Sur ce tableau, Walter Jon Williams brosse le portrait d'une société
complètement contrôlée par la Praxis, dans toute
la rigueur de son application mais aussi avec les doutes et les
flottements de ceux qui la subissent : bref, le portrait exact d'un
société où la loi fasciste ne rencontrant plus
d'opposition est devenu la règle commune, les liens de protection
et de services mutuels entre oligarques tenant lieu de contrat social.
Tout cela est mis en place par petites touches très réussies,
à travers les tribulations des deux héros de l'aventure,
dont l'arrivisme exploitant les règles sociales de la Praxis
est au fond complètement normal dans une telle société.

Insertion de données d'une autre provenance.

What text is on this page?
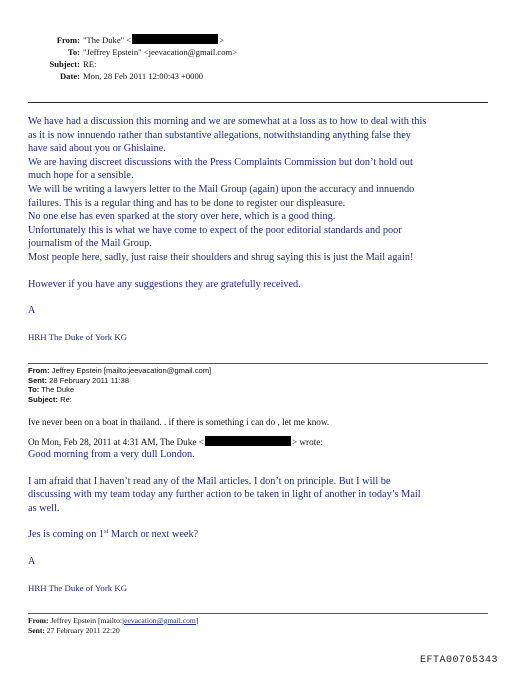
From: "The Duke" <	>
To: "Jeffrey Epstein" <jeevacation@gmail.com>
Subject: RE:
Date: Mon, 28 Feb 2011 12:00:43 +0000

We have had a discussion this morning and we are somewhat at a loss as to how to deal with this

as it is now innuendo rather than substantive allegations, notwithstanding anything false they

have said about you or Ghislaine.

We are having discreet discussions with the Press Complaints Commission but don’t hold out

much hope for a sensible.

We will be writing a lawyers letter to the Mail Group (again) upon the accuracy and innuendo

failures. This is a regular thing and has to be done to register our displeasure.

No one else has even sparked at the story over here, which is a good thing.

Unfortunately this is what we have come to expect of the poor editorial standards and poor

journalism of the Mail Group.

Most people here, sadly, just raise their shoulders and shrug saying this is just the Mail again!

However if you have any suggestions they are gratefully received.

A

HRH The Duke of York KG

From: Jeffrey Epstein [mailto:jeevacation@gmail.com]
Sent: 28 February 2011 11:38
To: The Duke
Subject: Re:
Ive never been on a boat in thailand. . if there is something i can do , let me know.
On Mon, Feb 28, 2011 at 4:31 AM, The Duke <	> wrote:

Good morning from a very dull London.

I am afraid that I haven’t read any of the Mail articles. I don’t on principle. But I will be

discussing with my team today any further action to be taken in light of another in today’s Mail

as well.

Jes is coming on 1st March or next week?

A

HRH The Duke of York KG

From: Jeffrey Epstein [mailto:jeevacation@gmail.com]
Sent: 27 February 2011 22:20
EFTA00705343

Quand le dernier Shaa meurt, l'impensable -au sens de la Praxis-
mais prévisible arrive : une race tente de prendre le contrôle
de l'empire et de le soumettre par la ruse et la force. Arc-boutés
sur les restes légalistes de la Praxis, les humains et les
autres races résistent . Les combats galactiques se succèdent
avec pour une fois une description très réaliste des
problèmes posés par les accélérations
et les décélérations des vaisseaux. Le premier
tome s'achève sur des revers et des victoires pour la coalition
fasciste, qui sont ici les gentils. Bizarre, non ? On espère
pourtant leur victoire. En tout cas, on attend le tome suivant avec
impatience !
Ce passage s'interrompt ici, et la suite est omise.